CLERMONT. « D’une part, nous avons des commandes personnalisées et, d’autre part, des éditions limitées. Cette année, nous ­lancerons un modèle exclusif pour les fêtes de fin d’année. Cette création ne sera disponible que dans nos boutiques partenaires pendant la période des fêtes, à un prix légèrement plus élevé que d’habitude en raison de la dorure. Le prix est principalement déterminé par la fragrance (s’il s’agit d’une eau de parfum ou d’un extrait), la complexité de la dorure, l’édition limitée et la présence ou non d’un ­coffret. Nous vendons également des coffrets backgammon noirs exclusifs avec cinq parfums. Les prix varient entre 280 à 5 000 euros. »

Qui développe les parfums pour Atelier des Ors ?

CLERMONT. « Nous travaillons depuis 10 ans avec Marie Salamagne, parfumeuse de l’entreprise suisse Firmenich (la plus grande entreprise privée de création de fragrances et d’arômes au monde, ndlr), qui a développé tous nos parfums.
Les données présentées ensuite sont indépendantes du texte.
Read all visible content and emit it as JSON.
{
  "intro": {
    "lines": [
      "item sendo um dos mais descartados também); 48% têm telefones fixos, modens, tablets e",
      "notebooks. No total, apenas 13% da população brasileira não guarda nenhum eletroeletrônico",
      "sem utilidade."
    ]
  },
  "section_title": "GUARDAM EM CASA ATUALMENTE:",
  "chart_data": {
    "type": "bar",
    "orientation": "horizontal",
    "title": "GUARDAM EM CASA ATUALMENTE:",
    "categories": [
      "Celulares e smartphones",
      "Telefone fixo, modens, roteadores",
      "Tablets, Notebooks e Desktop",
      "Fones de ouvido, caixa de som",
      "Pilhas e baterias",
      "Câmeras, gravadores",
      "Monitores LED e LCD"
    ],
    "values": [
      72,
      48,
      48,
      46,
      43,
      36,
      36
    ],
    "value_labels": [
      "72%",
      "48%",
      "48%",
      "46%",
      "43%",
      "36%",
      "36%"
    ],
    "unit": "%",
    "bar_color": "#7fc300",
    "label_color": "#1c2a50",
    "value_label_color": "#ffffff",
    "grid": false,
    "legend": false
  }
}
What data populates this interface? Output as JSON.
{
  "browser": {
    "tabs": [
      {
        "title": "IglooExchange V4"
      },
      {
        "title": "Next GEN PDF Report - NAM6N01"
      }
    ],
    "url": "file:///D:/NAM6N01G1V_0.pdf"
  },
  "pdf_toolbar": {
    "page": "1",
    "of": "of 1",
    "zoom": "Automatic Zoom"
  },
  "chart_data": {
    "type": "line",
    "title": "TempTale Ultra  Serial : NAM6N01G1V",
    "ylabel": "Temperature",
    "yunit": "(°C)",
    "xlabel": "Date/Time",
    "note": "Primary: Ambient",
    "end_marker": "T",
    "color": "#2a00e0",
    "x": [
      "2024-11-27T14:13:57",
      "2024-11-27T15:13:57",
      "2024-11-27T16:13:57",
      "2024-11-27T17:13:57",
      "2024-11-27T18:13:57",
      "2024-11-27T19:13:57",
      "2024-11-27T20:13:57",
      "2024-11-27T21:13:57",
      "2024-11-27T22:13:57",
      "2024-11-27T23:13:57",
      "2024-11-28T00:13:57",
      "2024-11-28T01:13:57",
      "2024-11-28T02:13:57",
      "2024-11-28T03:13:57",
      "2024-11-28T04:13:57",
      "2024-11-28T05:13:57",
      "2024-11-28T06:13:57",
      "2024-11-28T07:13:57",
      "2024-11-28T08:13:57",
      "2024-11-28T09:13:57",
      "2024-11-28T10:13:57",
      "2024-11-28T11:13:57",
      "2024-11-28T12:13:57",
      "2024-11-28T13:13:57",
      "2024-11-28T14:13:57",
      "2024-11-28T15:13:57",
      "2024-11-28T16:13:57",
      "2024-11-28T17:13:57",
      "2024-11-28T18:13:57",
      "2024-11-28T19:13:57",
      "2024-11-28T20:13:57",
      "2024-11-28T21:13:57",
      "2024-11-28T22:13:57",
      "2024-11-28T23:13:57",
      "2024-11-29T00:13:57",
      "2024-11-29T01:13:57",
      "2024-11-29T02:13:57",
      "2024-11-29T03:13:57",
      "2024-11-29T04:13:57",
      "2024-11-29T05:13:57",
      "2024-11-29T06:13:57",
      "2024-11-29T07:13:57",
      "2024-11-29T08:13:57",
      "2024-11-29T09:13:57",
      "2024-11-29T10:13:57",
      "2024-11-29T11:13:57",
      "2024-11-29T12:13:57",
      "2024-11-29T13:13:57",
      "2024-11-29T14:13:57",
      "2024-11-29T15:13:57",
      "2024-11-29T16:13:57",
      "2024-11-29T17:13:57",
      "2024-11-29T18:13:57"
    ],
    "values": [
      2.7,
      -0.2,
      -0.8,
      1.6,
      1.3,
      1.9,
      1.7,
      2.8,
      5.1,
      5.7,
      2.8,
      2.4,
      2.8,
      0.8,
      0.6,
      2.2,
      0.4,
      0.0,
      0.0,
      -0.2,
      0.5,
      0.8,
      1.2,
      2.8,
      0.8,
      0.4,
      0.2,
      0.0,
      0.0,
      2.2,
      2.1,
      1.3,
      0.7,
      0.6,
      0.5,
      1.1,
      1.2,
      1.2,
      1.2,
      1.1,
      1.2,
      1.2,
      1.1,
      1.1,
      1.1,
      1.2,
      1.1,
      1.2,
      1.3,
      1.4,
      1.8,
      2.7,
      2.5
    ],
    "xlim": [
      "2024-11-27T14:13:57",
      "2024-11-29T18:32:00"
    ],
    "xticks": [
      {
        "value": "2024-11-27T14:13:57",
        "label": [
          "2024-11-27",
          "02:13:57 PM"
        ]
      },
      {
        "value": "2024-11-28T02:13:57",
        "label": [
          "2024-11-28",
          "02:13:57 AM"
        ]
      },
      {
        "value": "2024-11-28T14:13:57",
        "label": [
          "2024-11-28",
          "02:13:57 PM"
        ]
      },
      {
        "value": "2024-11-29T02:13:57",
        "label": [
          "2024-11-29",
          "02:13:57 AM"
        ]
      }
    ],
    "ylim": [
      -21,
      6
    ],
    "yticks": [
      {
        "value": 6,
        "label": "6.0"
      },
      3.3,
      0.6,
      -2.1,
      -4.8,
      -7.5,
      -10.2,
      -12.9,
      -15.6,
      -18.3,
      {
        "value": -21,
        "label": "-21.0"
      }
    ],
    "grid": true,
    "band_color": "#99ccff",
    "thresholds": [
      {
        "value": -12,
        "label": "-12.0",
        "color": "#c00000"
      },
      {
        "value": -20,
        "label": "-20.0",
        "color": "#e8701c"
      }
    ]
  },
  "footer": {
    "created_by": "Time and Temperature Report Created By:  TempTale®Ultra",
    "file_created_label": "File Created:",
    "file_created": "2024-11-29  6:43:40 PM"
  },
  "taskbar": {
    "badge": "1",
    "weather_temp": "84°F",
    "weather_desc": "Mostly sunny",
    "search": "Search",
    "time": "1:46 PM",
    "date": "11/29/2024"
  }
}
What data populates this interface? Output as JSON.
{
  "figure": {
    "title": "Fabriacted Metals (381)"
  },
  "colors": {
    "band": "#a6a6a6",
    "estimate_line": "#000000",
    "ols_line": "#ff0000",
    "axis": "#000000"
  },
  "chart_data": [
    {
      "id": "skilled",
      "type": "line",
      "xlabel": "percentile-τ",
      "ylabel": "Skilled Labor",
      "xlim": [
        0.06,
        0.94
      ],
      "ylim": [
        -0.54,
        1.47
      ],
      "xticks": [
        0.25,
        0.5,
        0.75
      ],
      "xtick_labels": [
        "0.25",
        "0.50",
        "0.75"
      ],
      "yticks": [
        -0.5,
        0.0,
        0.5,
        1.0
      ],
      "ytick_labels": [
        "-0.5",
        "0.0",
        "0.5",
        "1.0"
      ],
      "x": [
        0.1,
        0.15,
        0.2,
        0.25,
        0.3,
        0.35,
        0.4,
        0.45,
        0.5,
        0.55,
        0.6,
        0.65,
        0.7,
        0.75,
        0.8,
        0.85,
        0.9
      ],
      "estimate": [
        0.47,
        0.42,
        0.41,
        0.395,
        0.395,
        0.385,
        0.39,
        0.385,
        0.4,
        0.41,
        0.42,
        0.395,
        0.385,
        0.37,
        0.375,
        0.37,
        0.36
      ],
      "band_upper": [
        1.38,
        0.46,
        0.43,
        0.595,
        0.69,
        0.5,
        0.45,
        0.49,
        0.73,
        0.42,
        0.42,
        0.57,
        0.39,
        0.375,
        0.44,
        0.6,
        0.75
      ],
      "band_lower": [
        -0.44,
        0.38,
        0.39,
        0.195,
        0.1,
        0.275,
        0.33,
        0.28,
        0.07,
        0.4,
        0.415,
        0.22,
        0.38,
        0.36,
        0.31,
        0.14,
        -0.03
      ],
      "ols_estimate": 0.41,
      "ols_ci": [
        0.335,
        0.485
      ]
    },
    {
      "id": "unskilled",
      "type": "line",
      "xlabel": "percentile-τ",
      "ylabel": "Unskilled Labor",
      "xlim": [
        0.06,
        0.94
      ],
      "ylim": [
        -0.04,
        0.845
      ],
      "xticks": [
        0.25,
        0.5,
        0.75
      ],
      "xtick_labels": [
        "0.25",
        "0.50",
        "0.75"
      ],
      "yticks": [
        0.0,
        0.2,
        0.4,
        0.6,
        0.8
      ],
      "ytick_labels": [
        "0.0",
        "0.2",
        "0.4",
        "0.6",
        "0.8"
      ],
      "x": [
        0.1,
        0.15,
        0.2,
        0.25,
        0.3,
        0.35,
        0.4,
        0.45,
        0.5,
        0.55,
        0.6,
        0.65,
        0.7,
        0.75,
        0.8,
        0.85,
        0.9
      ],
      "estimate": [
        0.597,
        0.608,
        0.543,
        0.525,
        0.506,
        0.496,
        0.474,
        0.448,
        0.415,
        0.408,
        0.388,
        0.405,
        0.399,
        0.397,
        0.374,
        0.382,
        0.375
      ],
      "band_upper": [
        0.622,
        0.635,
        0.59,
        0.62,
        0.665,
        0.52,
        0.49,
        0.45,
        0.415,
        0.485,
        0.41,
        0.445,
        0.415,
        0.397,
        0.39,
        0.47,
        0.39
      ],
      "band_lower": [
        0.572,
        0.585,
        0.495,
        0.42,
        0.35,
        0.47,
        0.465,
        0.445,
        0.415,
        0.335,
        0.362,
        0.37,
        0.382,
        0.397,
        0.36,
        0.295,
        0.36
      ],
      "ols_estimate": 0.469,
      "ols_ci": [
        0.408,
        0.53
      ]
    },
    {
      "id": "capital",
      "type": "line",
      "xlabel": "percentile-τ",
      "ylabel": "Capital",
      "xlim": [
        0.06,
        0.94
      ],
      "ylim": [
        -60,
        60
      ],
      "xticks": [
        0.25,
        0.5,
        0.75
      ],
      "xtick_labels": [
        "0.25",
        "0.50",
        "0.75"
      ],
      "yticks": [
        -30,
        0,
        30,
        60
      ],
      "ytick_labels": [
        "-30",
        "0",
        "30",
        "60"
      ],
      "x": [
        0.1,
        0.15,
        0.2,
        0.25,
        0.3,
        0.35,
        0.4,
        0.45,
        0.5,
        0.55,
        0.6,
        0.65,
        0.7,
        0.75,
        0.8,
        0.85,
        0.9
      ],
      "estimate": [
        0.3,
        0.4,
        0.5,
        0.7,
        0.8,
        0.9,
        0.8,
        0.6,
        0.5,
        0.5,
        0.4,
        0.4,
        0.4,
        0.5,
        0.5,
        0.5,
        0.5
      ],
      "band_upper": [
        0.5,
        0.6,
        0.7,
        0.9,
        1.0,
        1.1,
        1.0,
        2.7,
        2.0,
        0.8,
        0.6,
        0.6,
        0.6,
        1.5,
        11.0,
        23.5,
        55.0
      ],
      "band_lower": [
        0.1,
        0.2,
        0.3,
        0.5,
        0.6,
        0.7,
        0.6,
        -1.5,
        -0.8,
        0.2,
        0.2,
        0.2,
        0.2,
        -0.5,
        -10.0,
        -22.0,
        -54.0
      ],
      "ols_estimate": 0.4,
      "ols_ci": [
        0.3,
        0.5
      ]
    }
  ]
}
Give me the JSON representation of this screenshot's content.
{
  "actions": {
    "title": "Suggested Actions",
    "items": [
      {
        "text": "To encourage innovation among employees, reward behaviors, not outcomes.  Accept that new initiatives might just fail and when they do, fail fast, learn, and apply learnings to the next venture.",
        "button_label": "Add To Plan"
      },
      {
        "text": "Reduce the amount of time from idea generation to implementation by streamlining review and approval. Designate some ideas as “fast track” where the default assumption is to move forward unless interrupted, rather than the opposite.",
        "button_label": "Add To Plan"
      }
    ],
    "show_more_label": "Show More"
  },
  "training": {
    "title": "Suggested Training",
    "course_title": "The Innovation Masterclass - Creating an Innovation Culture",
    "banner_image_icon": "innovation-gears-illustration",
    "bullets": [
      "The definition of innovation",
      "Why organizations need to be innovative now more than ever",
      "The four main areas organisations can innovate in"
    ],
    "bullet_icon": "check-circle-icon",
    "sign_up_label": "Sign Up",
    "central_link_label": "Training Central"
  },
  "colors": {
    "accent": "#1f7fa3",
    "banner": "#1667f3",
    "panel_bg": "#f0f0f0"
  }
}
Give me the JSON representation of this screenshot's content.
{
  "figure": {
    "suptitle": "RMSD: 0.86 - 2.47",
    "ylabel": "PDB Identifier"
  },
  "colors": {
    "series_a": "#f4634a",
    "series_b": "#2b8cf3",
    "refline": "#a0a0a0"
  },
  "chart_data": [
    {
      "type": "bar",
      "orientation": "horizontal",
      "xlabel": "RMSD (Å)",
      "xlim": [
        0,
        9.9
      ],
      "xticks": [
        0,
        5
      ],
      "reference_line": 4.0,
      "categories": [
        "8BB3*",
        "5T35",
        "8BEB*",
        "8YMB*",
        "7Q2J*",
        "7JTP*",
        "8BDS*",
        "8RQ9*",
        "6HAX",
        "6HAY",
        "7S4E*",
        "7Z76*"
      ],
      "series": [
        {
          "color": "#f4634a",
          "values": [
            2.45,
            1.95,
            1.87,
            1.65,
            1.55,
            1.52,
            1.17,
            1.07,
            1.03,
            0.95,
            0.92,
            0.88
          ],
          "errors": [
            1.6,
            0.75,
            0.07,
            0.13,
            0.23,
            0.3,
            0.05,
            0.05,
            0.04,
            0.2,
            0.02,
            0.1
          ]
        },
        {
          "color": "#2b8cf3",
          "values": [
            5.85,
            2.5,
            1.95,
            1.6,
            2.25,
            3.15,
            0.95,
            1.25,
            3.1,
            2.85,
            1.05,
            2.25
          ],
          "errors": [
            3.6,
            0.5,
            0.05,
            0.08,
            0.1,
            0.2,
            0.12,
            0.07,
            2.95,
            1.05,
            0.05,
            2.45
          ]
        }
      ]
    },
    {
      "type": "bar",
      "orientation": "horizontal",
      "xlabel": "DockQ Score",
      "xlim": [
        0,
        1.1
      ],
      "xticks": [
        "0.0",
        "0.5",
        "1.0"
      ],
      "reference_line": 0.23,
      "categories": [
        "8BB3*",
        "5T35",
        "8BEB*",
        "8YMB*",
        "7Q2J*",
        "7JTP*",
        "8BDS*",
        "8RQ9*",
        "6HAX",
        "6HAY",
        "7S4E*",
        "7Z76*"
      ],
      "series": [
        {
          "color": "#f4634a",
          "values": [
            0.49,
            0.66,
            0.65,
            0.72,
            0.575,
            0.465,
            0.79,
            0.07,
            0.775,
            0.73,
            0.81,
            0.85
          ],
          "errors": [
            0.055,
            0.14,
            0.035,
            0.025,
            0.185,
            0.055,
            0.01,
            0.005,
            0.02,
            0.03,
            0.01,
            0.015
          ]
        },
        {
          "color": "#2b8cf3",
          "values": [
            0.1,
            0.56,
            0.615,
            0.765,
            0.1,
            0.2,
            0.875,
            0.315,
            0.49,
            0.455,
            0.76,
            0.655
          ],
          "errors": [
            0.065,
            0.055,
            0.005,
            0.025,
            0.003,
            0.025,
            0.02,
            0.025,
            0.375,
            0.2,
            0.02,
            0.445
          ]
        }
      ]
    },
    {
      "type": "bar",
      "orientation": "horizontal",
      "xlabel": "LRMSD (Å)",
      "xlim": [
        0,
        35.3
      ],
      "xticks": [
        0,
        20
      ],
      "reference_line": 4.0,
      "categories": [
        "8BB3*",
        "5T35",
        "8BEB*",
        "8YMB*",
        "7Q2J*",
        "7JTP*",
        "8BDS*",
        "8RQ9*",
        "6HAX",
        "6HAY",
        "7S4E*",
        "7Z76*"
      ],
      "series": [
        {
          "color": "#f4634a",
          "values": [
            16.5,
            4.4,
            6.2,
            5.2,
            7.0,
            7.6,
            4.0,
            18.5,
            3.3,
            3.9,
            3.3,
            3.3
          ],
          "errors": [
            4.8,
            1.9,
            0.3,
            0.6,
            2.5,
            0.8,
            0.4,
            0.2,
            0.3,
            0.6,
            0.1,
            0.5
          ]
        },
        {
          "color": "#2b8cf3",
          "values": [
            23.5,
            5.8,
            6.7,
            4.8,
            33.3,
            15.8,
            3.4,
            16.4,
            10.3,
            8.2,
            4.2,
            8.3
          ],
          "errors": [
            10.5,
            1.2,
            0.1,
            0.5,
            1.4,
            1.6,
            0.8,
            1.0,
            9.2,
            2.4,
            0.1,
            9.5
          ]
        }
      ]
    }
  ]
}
J’accorde de l’importance à l’héritage, aux traditions et à la transmission du savoir-faire. Nous avions l’habitude de travailler dans différents endroits, mais depuis quelques semaines, nous sommes installés au sein de la Villa Primerose à Grasse. Nous voulions tout réunir en un seul endroit. Notre partenariat avec Marie génère un sentiment de naturel, une forme de cohésion et d’alchimie. Nous aimons beaucoup travailler ensemble. Marie a également créé les parfums de la ­nouvelle collection Frivolité. Elle travaille ­actuellement sur deux nouveaux parfums qui seront lancés l’année prochaine. »

Quel est votre parfum préféré dans la gamme ?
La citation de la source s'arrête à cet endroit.